Disneyland Paris, the theme park which is part-owned by Saudi billionaire Prince Alwaleed bin Talal Al Saud, reported this week that third quarter revenues decreased four percent to €340 million ($454 million) and nine-month year-to-date revenues decreased five percent to €873 million.
The decline in performance was due to a drop in attendance, mainly from guests from France, while officials are confident the launch of the Ratatouille: l’Aventure Totalement Toquée de Rémy attraction in July will help to attract more visitors going forward.
A lack of special event activity and a temporary reduction in hotel room inventory related to the hotel renovation program have also been blamed for the drop in revenues.
Philippe Gas, Président of Euro Disney S.A.S., parent company of Euro Disney Associés S.C.A., the operator of Disneyland Paris, said: “In our third quarter, the challenging economic environment resulted in decreased Resort volumes, notably from France, partially offset by higher visitation from Spain, the United Kingdom and Germany.

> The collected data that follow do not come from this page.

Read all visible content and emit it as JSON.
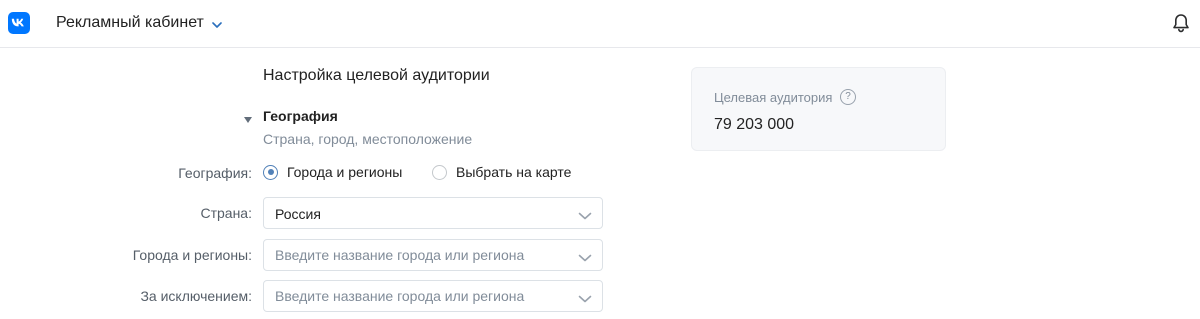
{
  "header": {
    "logo_text": "VK",
    "cabinet_title": "Рекламный кабинет",
    "icons": {
      "logo": "vk-logo-icon",
      "menu": "chevron-down-icon",
      "notifications": "bell-icon"
    },
    "colors": {
      "brand": "#0077ff",
      "accent": "#5181b8"
    }
  },
  "main": {
    "section_title": "Настройка целевой аудитории",
    "geography": {
      "title": "География",
      "subtitle": "Страна, город, местоположение",
      "expanded": true,
      "mode_label": "География:",
      "mode_options": [
        {
          "label": "Города и регионы",
          "selected": true
        },
        {
          "label": "Выбрать на карте",
          "selected": false
        }
      ],
      "country": {
        "label": "Страна:",
        "value": "Россия"
      },
      "cities": {
        "label": "Города и регионы:",
        "placeholder": "Введите название города или региона",
        "value": ""
      },
      "exclusions": {
        "label": "За исключением:",
        "placeholder": "Введите название города или региона",
        "value": ""
      }
    }
  },
  "audience": {
    "label": "Целевая аудитория",
    "help": "?",
    "value": "79 203 000"
  }
}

“However, we delivered increased guest spending in theme parks. As part of our commitment to invest for the long term in the quality of the guest experience, we opened our newest attraction on July 10 in the Walt Disney Studios Park, Ratatouille: l’Aventure Totalement Toquée de Rémy, which has already received very positive guest response. Offering unique immersive experiences and Disney magic, thanks to our Cast Members, is at the heart of what we do.”
Overall theme parks revenues decreased four percent to €196.4 million from €204.7 million in the prior-year quarter, due to lower special event activity than in the prior-year quarter and a three percent decrease in attendance, partly offset by a six percent increase in average spending per guest.
Hotels and Disney Village revenues decreased three percent to €133.5 million from €137.9 million in the prior-year quarter, due to a 2.2 percentage point decrease in hotel occupancy and a two percent decrease in average spending per room, partly offset by a two percent increase in Disney Village revenues.
In a bid to attract more visitors form the Gulf region, Disneyland Paris announced in February it had struck a deal with Qatar’s Regency Travel & Tours.
“There is a huge demand for Disneyland Paris from this part of the world,” Regency Travel & Tours CEO Tareq Abdullatif Taha was quoted as saying by Gulf Times.
The Paris-based theme park, which is 38.9 percent owned by the Walt Disney Company, was rescued from bankruptcy in 1994 when Prince Alwaleed injected $350m into its parent company Euro Disney.